The Cape, Shi Shi and stacks of stacks

Posted by Ken Campbell May 2, 2012 0 Comment 942 views

In a little more than a month – it hardly seems possible how fast the time is going – we’ll be starting our trip down the roadless Olympic coast. Foremost among the purposes of the expedition is the search for tsunami debris and the surveying of remote beaches that are difficult, if not impossible, to access any other way. In addition, we’ll be doing some data collection on floating plastic particles by pulling a trawl net behind our boats. It’s all very scientific and I’d be lying if I said it wasn’t very cool. I am enjoying the preparation and I am getting a charge out of the learning that’s happening for me personally, and the chance that I’ll have to extend that knowledge to others later on.
But the trip will also happen on another level, and as the departure date moves closer, I can’t help but think of the actual locations we’ll be paddling in.

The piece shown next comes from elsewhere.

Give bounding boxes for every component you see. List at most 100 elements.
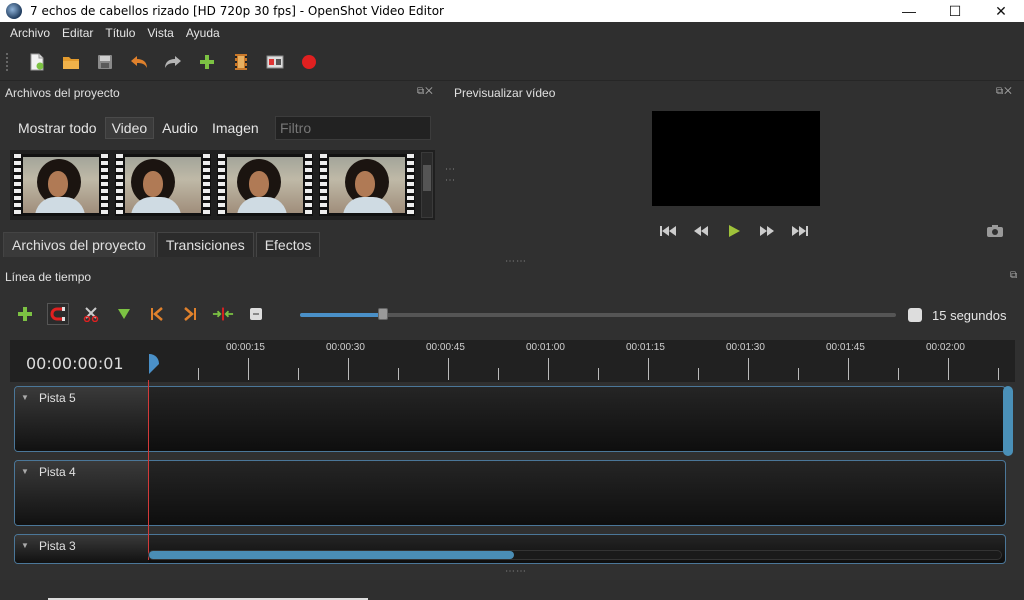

The caves of Cape Flattery will come first, during the initial leg of the journey. Soaring chambers of water in motion, a mix of other-worldly light and noises, as well as tight passages in the rock, quiet as midnight, where the sun has never shone. 
After that comes the broad reach of Shi Shi Beach, where the hippies once lived in driftwood shacks on the edge of the dawning age. Where, centuries before them, the native Americans gathered shellfish and whales, lived in longhouses and wore cedar bark. The thumping drumbeat of the waves on the sand echoes in my head even now, as I write this. I can picture the campsite already, tucked up into the trees above the tide, above the tangle of driftwood.

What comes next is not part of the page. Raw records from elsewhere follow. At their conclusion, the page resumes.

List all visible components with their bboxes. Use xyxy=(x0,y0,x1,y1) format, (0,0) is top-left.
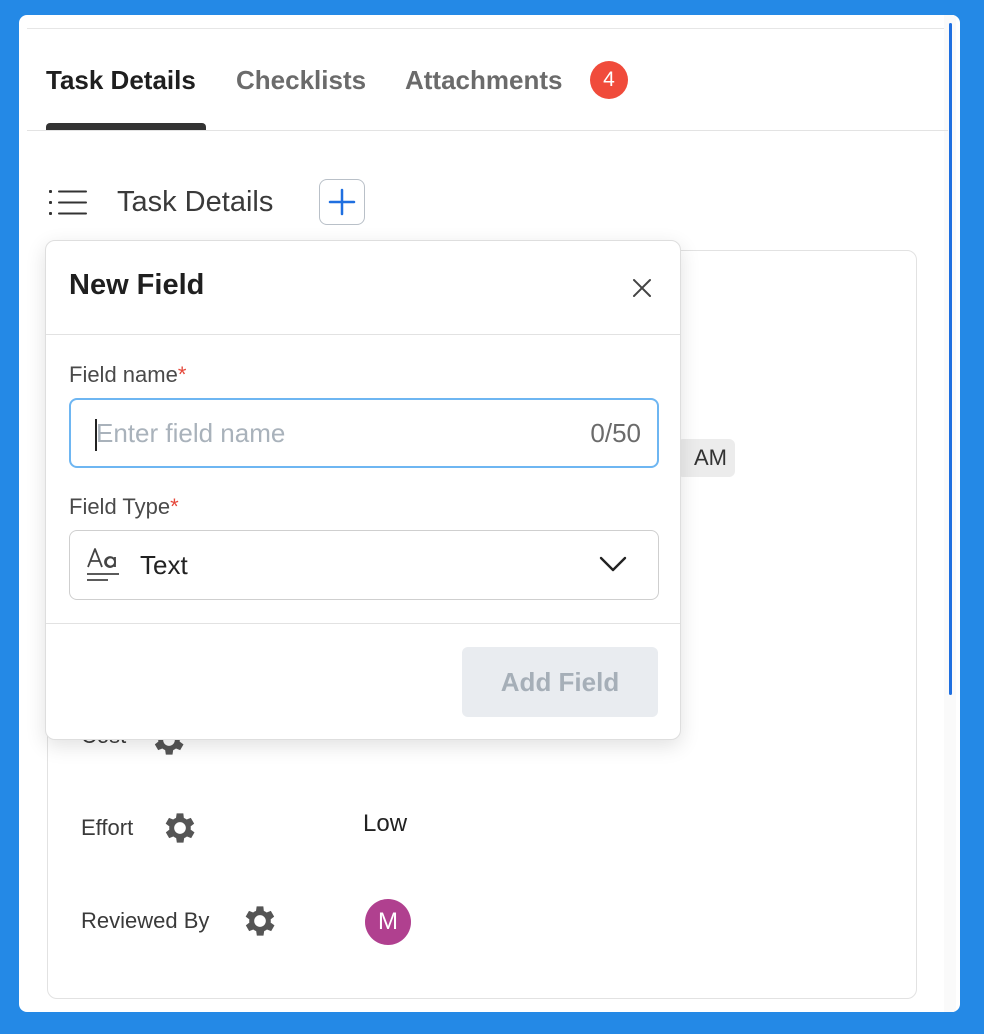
field-name-placeholder: Enter field name xyxy=(96,418,286,448)
text-format-icon xyxy=(87,548,119,581)
gear-icon[interactable] xyxy=(160,808,200,848)
field-type-label: Field Type* xyxy=(69,494,179,520)
popup-title: New Field xyxy=(69,269,205,301)
detail-label-effort: Effort xyxy=(81,815,134,840)
tab-checklists[interactable]: Checklists xyxy=(236,65,366,96)
field-name-label: Field name* xyxy=(69,362,186,388)
tabs-divider xyxy=(27,130,948,131)
attachments-count-badge: 4 xyxy=(590,61,628,99)
task-panel: Task Details Checklists Attachments 4 Ta… xyxy=(19,15,960,1012)
new-field-popup: New Field Field name* Enter field name 0… xyxy=(45,240,681,740)
popup-footer-divider xyxy=(46,623,680,624)
popup-header-divider xyxy=(46,334,680,335)
add-field-button[interactable]: Add Field xyxy=(462,647,658,717)
field-type-select[interactable]: Text xyxy=(69,530,659,600)
close-icon[interactable] xyxy=(628,274,656,302)
required-mark: * xyxy=(170,494,179,519)
avatar[interactable]: M xyxy=(365,899,411,945)
time-chip: AM xyxy=(677,439,735,477)
field-name-label-text: Field name xyxy=(69,362,178,387)
text-cursor xyxy=(95,419,97,451)
scrollbar-thumb[interactable] xyxy=(949,23,952,695)
field-type-label-text: Field Type xyxy=(69,494,171,519)
chevron-down-icon[interactable] xyxy=(598,554,628,574)
detail-value-effort[interactable]: Low xyxy=(363,810,407,838)
add-field-icon-button[interactable] xyxy=(319,179,365,225)
plus-icon xyxy=(328,188,356,216)
required-mark: * xyxy=(177,362,187,387)
top-divider xyxy=(27,28,948,29)
field-type-value: Text xyxy=(140,550,188,580)
list-icon xyxy=(49,190,87,215)
gear-icon[interactable] xyxy=(240,901,280,941)
detail-label-reviewed-by: Reviewed By xyxy=(81,908,210,933)
character-counter: 0/50 xyxy=(590,418,641,448)
field-name-input[interactable]: Enter field name 0/50 xyxy=(69,398,659,468)
tab-attachments[interactable]: Attachments xyxy=(405,65,562,96)
section-title: Task Details xyxy=(117,186,274,218)
tab-task-details[interactable]: Task Details xyxy=(46,65,196,96)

South of that, well, I see stacks. Father and Son, Jagged Island, and scores of others with no names yet. I see the arches and the blow holes, the caves and the sheer faces. I can hear the oystercatchers and the eagles, the rush of the wind across the stone.
The Ikkatsu Expedition will be a chance to increase scientific knowledge, and I am looking forward to that. But it will also be so much more, and I can’t wait for it all to come true.